The same would be applicable to o and ω notations.

And in the case of n²-2n = θ(n²), instead of c1*n²<=n²-2n<=c2*n² could it be c1*n²-2n<=n²<=c2*n²-2n adjusting the coefficients as needed?

It is all of this valid, or there is some restriction that forces these definitions to be that way?

 

[Jeff Cook]

I don't think it's possible to know what you are talking about. Could you please try to explain your question over?

 

[colt]

I will try starting with only the O notation then

for a function f(x) to be O g(x) is necessary that f(x) <= c * g(x) for a certain n >= n0 right?

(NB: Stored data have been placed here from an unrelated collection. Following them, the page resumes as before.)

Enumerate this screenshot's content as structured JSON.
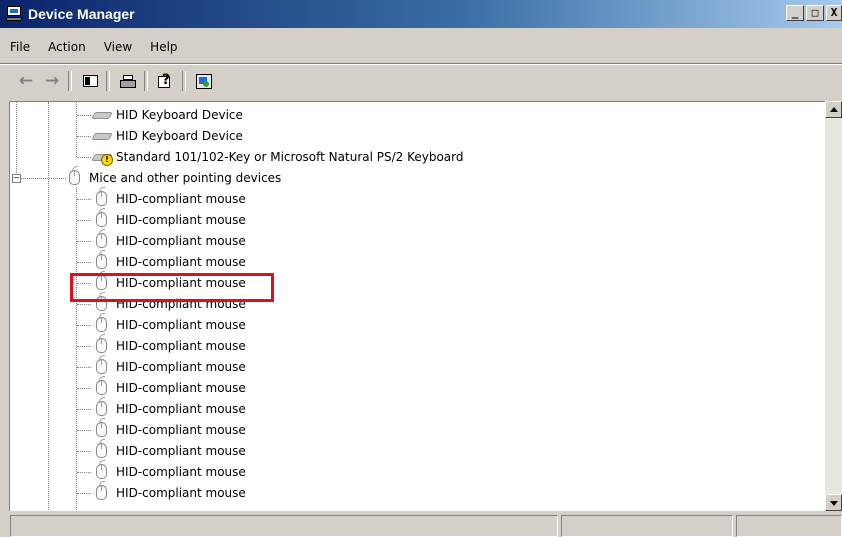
{
  "window": {
    "title": "Device Manager",
    "controls": {
      "minimize": "_",
      "maximize": "□",
      "close": "X"
    }
  },
  "menu": {
    "items": [
      {
        "label": "File"
      },
      {
        "label": "Action"
      },
      {
        "label": "View"
      },
      {
        "label": "Help"
      }
    ]
  },
  "toolbar": {
    "buttons": [
      "back-icon",
      "forward-icon",
      "properties-icon",
      "print-icon",
      "help-icon",
      "scan-hardware-icon"
    ]
  },
  "tree": {
    "keyboard_items": [
      {
        "label": "HID Keyboard Device",
        "icon": "keyboard-icon"
      },
      {
        "label": "HID Keyboard Device",
        "icon": "keyboard-icon"
      },
      {
        "label": "Standard 101/102-Key or Microsoft Natural PS/2 Keyboard",
        "icon": "keyboard-warning-icon"
      }
    ],
    "category": {
      "label": "Mice and other pointing devices",
      "icon": "mouse-icon",
      "expanded": true
    },
    "mouse_items": [
      {
        "label": "HID-compliant mouse"
      },
      {
        "label": "HID-compliant mouse"
      },
      {
        "label": "HID-compliant mouse"
      },
      {
        "label": "HID-compliant mouse"
      },
      {
        "label": "HID-compliant mouse",
        "highlighted": true
      },
      {
        "label": "HID-compliant mouse"
      },
      {
        "label": "HID-compliant mouse"
      },
      {
        "label": "HID-compliant mouse"
      },
      {
        "label": "HID-compliant mouse"
      },
      {
        "label": "HID-compliant mouse"
      },
      {
        "label": "HID-compliant mouse"
      },
      {
        "label": "HID-compliant mouse"
      },
      {
        "label": "HID-compliant mouse"
      },
      {
        "label": "HID-compliant mouse"
      },
      {
        "label": "HID-compliant mouse"
      }
    ]
  },
  "colors": {
    "highlight_border": "#e0101a",
    "title_gradient_start": "#0a246a",
    "title_gradient_end": "#a6caf0"
  }
}
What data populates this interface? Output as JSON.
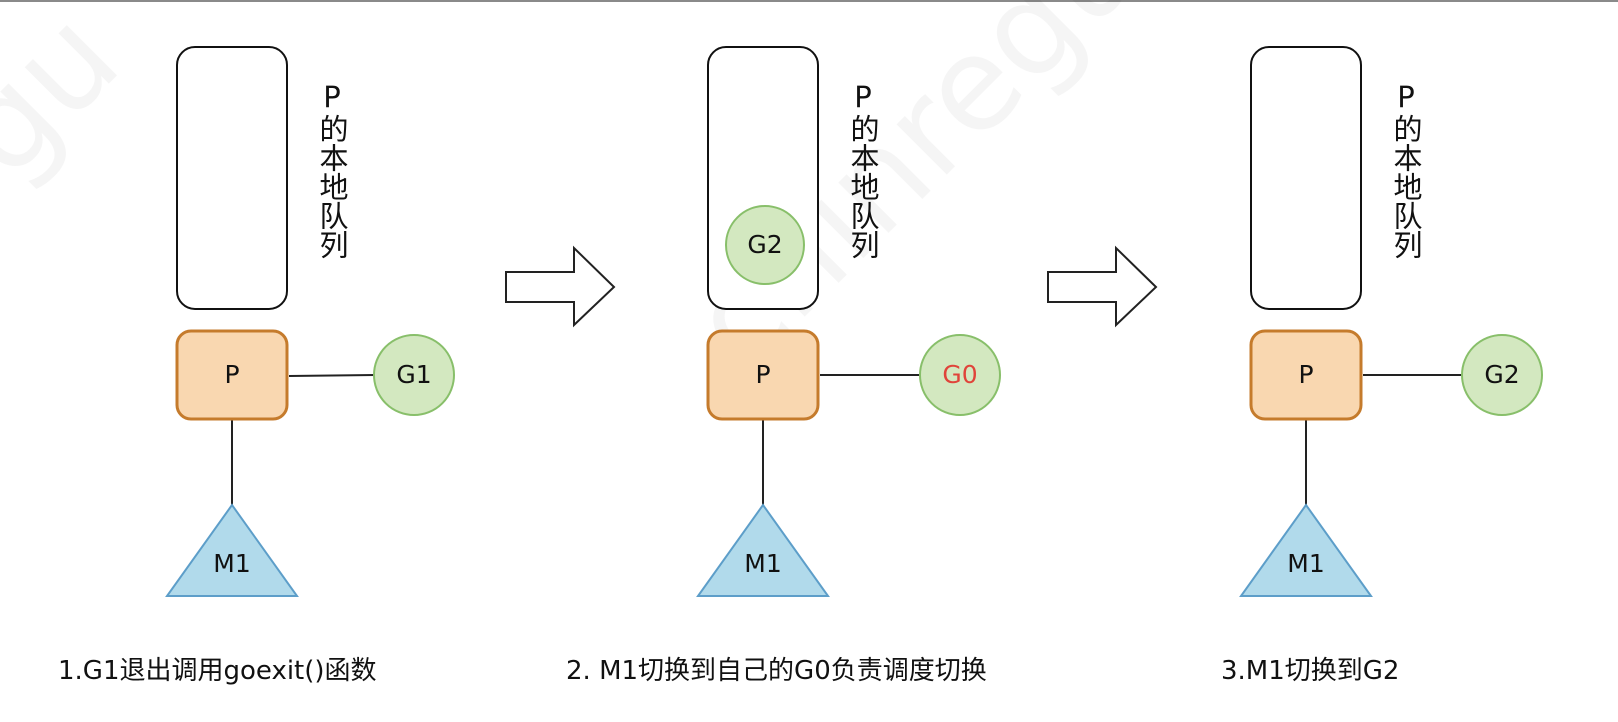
{
  "panels": [
    {
      "queue_label": "P的本地队列",
      "p_label": "P",
      "m_label": "M1",
      "g_label": "G1",
      "queued_g": "",
      "caption": "1.G1退出调用goexit()函数"
    },
    {
      "queue_label": "P的本地队列",
      "p_label": "P",
      "m_label": "M1",
      "g_label": "G0",
      "queued_g": "G2",
      "caption": "2. M1切换到自己的G0负责调度切换"
    },
    {
      "queue_label": "P的本地队列",
      "p_label": "P",
      "m_label": "M1",
      "g_label": "G2",
      "queued_g": "",
      "caption": "3.M1切换到G2"
    }
  ],
  "colors": {
    "p_fill": "#f9d7b0",
    "p_stroke": "#c57b2c",
    "g_fill": "#d3e8c0",
    "g_stroke": "#88bf6a",
    "m_fill": "#b1daeb",
    "m_stroke": "#5d9ec9",
    "g0_text": "#e0443a"
  }
}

for f(x) = 2n² to be <= than g(x) = n², you could call c of 3 and n >= 1 for instance.

However, if the definition of O notation were c* f(x) <= g(x), for a certain n>= n0, c could be 1/3 and n>=1 that the inequality would keep being true.

Instead to make g(x) bigger, the idea is to make f(x) smaller.

But if you pay attention to the Ω notation would have noted that it is c* f(x) <= g(x) for n>= n0, exactly the "new" notation for O. So Ω would have to change for not be equal to O.
And so would became f(x) <= c * g(x), that it is the "old" definition of O

So what I am doing here is basically swapping their definitions.

The original Ω is equal to the new O notation